StatefulSet Rollout

To implement the BOSH behaviour during rollout of a new manifest, an special controller is introduced.

Motivation

The former implementation use a new StatefulSet for each new version of a manifest. This had the following drawbacks:

  • Update on a cluster with multiple nodes was not working. When the new pods were started on a different node, the volume was blocked by the old pod.
  • On a single node cluster this was also not working, if the workload (e.g. mysql) was using a lock on the volume on file-system level.
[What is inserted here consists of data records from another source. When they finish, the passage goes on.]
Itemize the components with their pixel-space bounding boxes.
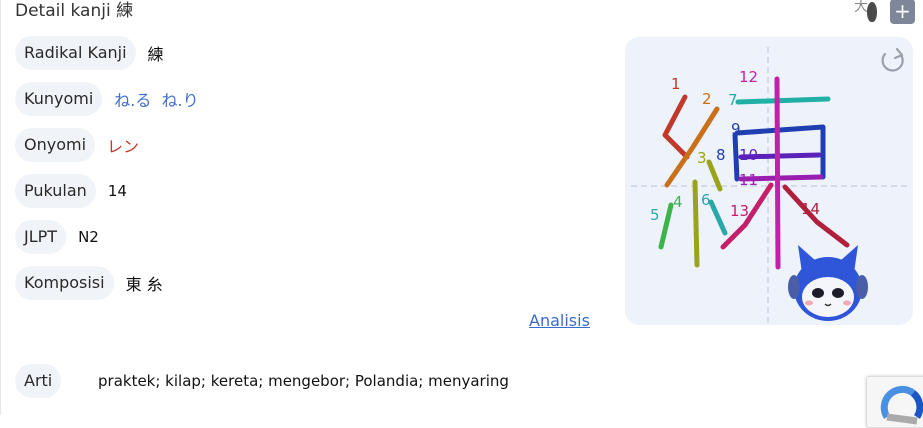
stroke-4 bbox=[692, 179, 700, 268]
font-size-icon[interactable]: 大 bbox=[854, 0, 880, 24]
stroke-number: 2 bbox=[702, 90, 712, 108]
stroke-order-panel: 1 2 3 4 5 6 7 8 9 10 11 12 13 14 bbox=[625, 37, 913, 325]
stroke-number: 7 bbox=[728, 91, 738, 109]
stroke-12 bbox=[774, 76, 781, 270]
stroke-number: 14 bbox=[801, 200, 820, 218]
stroke-number: 8 bbox=[716, 146, 726, 164]
size-icon-shape bbox=[867, 2, 877, 22]
stroke-number: 12 bbox=[739, 68, 758, 86]
meaning-label: Arti bbox=[15, 364, 62, 398]
stroke-number: 5 bbox=[650, 206, 660, 224]
stroke-number: 3 bbox=[697, 149, 707, 167]
detail-value: 14 bbox=[107, 182, 127, 200]
header-actions: 大 + bbox=[854, 0, 915, 24]
recaptcha-badge[interactable] bbox=[866, 376, 923, 428]
add-button[interactable]: + bbox=[890, 0, 915, 24]
detail-label: Komposisi bbox=[15, 266, 114, 300]
stroke-number: 11 bbox=[739, 171, 758, 189]
detail-row-jlpt: JLPT N2 bbox=[15, 220, 99, 254]
kunyomi-value[interactable]: ね.る ね.り bbox=[114, 87, 198, 111]
replay-icon[interactable] bbox=[881, 47, 904, 72]
mascot-robot-icon[interactable] bbox=[788, 245, 868, 321]
page-title: Detail kanji 練 bbox=[15, 1, 134, 21]
recaptcha-icon bbox=[880, 386, 923, 425]
detail-label: JLPT bbox=[15, 220, 67, 254]
stroke-order-diagram: 1 2 3 4 5 6 7 8 9 10 11 12 13 14 bbox=[631, 47, 907, 325]
detail-label: Radikal Kanji bbox=[15, 36, 136, 70]
stroke-number: 6 bbox=[701, 191, 711, 209]
detail-row-radical: Radikal Kanji 練 bbox=[15, 36, 164, 70]
stroke-number: 13 bbox=[730, 202, 749, 220]
analysis-link[interactable]: Analisis bbox=[529, 311, 590, 330]
detail-row-composition: Komposisi 東 糸 bbox=[15, 266, 163, 300]
detail-row-kunyomi: Kunyomi ね.る ね.り bbox=[15, 82, 199, 116]
stroke-6 bbox=[708, 199, 728, 236]
detail-label: Pukulan bbox=[15, 174, 96, 208]
detail-value: 練 bbox=[147, 45, 164, 64]
meaning-row: Arti bbox=[15, 364, 62, 398]
stroke-3 bbox=[706, 159, 723, 192]
stroke-number: 4 bbox=[673, 193, 683, 211]
stroke-number: 1 bbox=[671, 75, 681, 93]
panel-left-border bbox=[0, 0, 1, 415]
composition-value[interactable]: 東 糸 bbox=[126, 271, 163, 295]
stroke-7 bbox=[735, 96, 831, 105]
detail-row-onyomi: Onyomi レン bbox=[15, 128, 139, 162]
stroke-number: 10 bbox=[739, 146, 758, 164]
stroke-5 bbox=[658, 202, 674, 250]
size-icon-char: 大 bbox=[854, 0, 868, 15]
meaning-value: praktek; kilap; kereta; mengebor; Poland… bbox=[98, 372, 509, 390]
stroke-number: 9 bbox=[731, 120, 741, 138]
detail-row-strokes: Pukulan 14 bbox=[15, 174, 127, 208]
onyomi-value[interactable]: レン bbox=[107, 133, 139, 157]
stroke-8 bbox=[732, 132, 740, 182]
detail-label: Onyomi bbox=[15, 128, 96, 162]
stroke-1 bbox=[662, 94, 690, 160]
detail-value: N2 bbox=[78, 228, 99, 246]
detail-label: Kunyomi bbox=[15, 82, 103, 116]
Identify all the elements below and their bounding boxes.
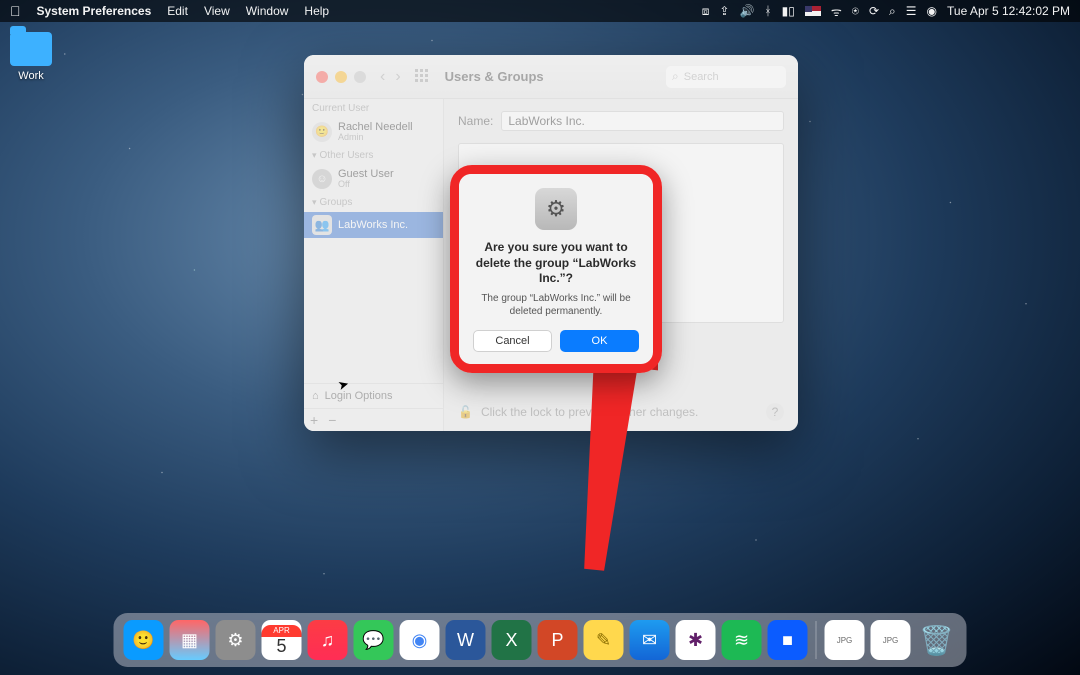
avatar-icon: 🙂 — [312, 122, 332, 142]
add-remove-bar: + − — [304, 408, 443, 431]
dock-app-launchpad[interactable]: ▦ — [170, 620, 210, 660]
dock-app-music[interactable]: ♫ — [308, 620, 348, 660]
name-label: Name: — [458, 114, 493, 128]
user-role: Admin — [338, 133, 413, 143]
window-title: Users & Groups — [445, 69, 544, 84]
dock-app-messages[interactable]: 💬 — [354, 620, 394, 660]
avatar-icon: ☺ — [312, 169, 332, 189]
folder-label: Work — [10, 70, 52, 82]
wifi-icon[interactable]: ᯤ — [831, 3, 842, 20]
user-icon[interactable]: ⍟ — [852, 4, 859, 19]
dock-app-slack[interactable]: ✱ — [676, 620, 716, 660]
apple-menu[interactable]:  — [10, 4, 21, 18]
group-name-field[interactable] — [501, 111, 784, 131]
cancel-button[interactable]: Cancel — [473, 330, 552, 352]
section-groups[interactable]: ▾Groups — [304, 193, 443, 212]
user-role: Off — [338, 180, 394, 190]
help-button[interactable]: ? — [766, 403, 784, 421]
close-button[interactable] — [316, 71, 328, 83]
highlight-frame: ⚙︎ Are you sure you want to delete the g… — [450, 165, 662, 373]
dock-app-calendar[interactable]: APR 5 — [262, 620, 302, 660]
dock-file-jpg-2[interactable]: JPG — [871, 620, 911, 660]
sync-icon[interactable]: ⟳ — [869, 4, 879, 18]
dock: 🙂 ▦ ⚙︎ APR 5 ♫ 💬 ◉ W X P ✎ ✉︎ ✱ ≋ ■ JPG … — [114, 613, 967, 667]
input-flag-icon[interactable] — [805, 6, 821, 16]
folder-icon — [10, 32, 52, 66]
dock-app-mail[interactable]: ✉︎ — [630, 620, 670, 660]
dock-app-word[interactable]: W — [446, 620, 486, 660]
confirm-delete-dialog: ⚙︎ Are you sure you want to delete the g… — [459, 174, 653, 364]
siri-icon[interactable]: ◉ — [927, 4, 937, 18]
dock-app-notes[interactable]: ✎ — [584, 620, 624, 660]
lock-icon[interactable]: 🔓 — [458, 405, 473, 419]
menubar:  System Preferences Edit View Window He… — [0, 0, 1080, 22]
window-toolbar: ‹ › Users & Groups ⌕ Search — [304, 55, 798, 99]
dropbox-icon[interactable]: ⧈ — [702, 4, 710, 19]
traffic-lights — [316, 71, 366, 83]
menubar-clock[interactable]: Tue Apr 5 12:42:02 PM — [947, 4, 1070, 18]
login-options[interactable]: ⌂ Login Options — [304, 383, 443, 408]
nav-buttons: ‹ › — [376, 66, 405, 88]
status-icons: ⧈ ⇪ 🔊 ᚼ ▮▯ ᯤ ⍟ ⟳ ⌕ ☰ ◉ Tue Apr 5 12:42:0… — [702, 3, 1070, 20]
menu-view[interactable]: View — [204, 4, 230, 18]
back-button[interactable]: ‹ — [376, 66, 389, 88]
app-menu[interactable]: System Preferences — [37, 4, 152, 18]
dock-app-chrome[interactable]: ◉ — [400, 620, 440, 660]
show-all-button[interactable] — [415, 69, 431, 85]
sidebar-group-labworks[interactable]: 👥 LabWorks Inc. — [304, 212, 443, 238]
desktop-folder-work[interactable]: Work — [10, 32, 52, 82]
dock-file-jpg-1[interactable]: JPG — [825, 620, 865, 660]
sidebar-user-current[interactable]: 🙂 Rachel Needell Admin — [304, 118, 443, 146]
menu-edit[interactable]: Edit — [167, 4, 188, 18]
login-options-label: Login Options — [325, 390, 393, 402]
gear-icon: ⚙︎ — [535, 188, 577, 230]
search-placeholder: Search — [684, 71, 719, 83]
dock-separator — [816, 621, 817, 659]
add-button[interactable]: + — [310, 412, 318, 428]
users-sidebar: Current User 🙂 Rachel Needell Admin ▾Oth… — [304, 99, 444, 431]
ok-button[interactable]: OK — [560, 330, 639, 352]
dock-app-powerpoint[interactable]: P — [538, 620, 578, 660]
menu-window[interactable]: Window — [246, 4, 289, 18]
dialog-message: The group “LabWorks Inc.” will be delete… — [473, 292, 639, 318]
section-current-user: Current User — [304, 99, 443, 118]
house-icon: ⌂ — [312, 390, 319, 402]
zoom-button[interactable] — [354, 71, 366, 83]
forward-button[interactable]: › — [391, 66, 404, 88]
dock-app-excel[interactable]: X — [492, 620, 532, 660]
section-other-users[interactable]: ▾Other Users — [304, 146, 443, 165]
bluetooth-icon[interactable]: ᚼ — [764, 4, 771, 18]
dock-app-spotify[interactable]: ≋ — [722, 620, 762, 660]
dock-trash[interactable]: 🗑️ — [917, 620, 957, 660]
remove-button[interactable]: − — [328, 412, 336, 428]
dialog-title: Are you sure you want to delete the grou… — [473, 240, 639, 287]
volume-icon[interactable]: 🔊 — [739, 4, 754, 18]
sidebar-user-guest[interactable]: ☺ Guest User Off — [304, 165, 443, 193]
dock-app-zoom[interactable]: ■ — [768, 620, 808, 660]
minimize-button[interactable] — [335, 71, 347, 83]
menu-help[interactable]: Help — [304, 4, 329, 18]
chevron-down-icon: ▾ — [312, 150, 317, 160]
group-icon: 👥 — [312, 215, 332, 235]
package-icon[interactable]: ⇪ — [719, 4, 729, 18]
search-field[interactable]: ⌕ Search — [666, 66, 786, 88]
dock-app-system-preferences[interactable]: ⚙︎ — [216, 620, 256, 660]
spotlight-icon[interactable]: ⌕ — [889, 4, 896, 19]
chevron-down-icon: ▾ — [312, 197, 317, 207]
search-icon: ⌕ — [672, 69, 679, 84]
battery-icon[interactable]: ▮▯ — [782, 4, 795, 18]
dock-app-finder[interactable]: 🙂 — [124, 620, 164, 660]
lock-row: 🔓 Click the lock to prevent further chan… — [458, 403, 784, 421]
group-name: LabWorks Inc. — [338, 219, 408, 231]
calendar-day: 5 — [276, 637, 286, 655]
lock-text: Click the lock to prevent further change… — [481, 405, 698, 419]
control-center-icon[interactable]: ☰ — [906, 4, 917, 18]
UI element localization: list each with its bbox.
Why standard K8s StatefulSet is not sufficient

  • Out-of-order updates are possible when e.g. a pod/node crashes.
  • Recovering from a failed deployment is not possible with the standard kubernetes StatefulSet controller.
  • There is no timeout when the new deployment is rolled out and is stuck.

Statemachine

This controller implements the following state machine

Known Limitations

CanaryUpscale

During upscale, there is no real canary behaviour implemented. If a StatefulSet is scaled from 3 to 5 replicas, the state changes to CanaryUpscale and Partition is set to 2. The k8s statefulset controller creates the 2 missing instances. If all instances are ready the controller switches to state Rollout and continues as usual. Due to the fact that more than 1 instance might be updated in state CanaryUpscale, the update-watch-time is used as timeout.

Single Replica

The former implementation was starting a second pod during the update before shutting down the old one. This is no longer possible as the name of the pod won’t change and results in a downtime.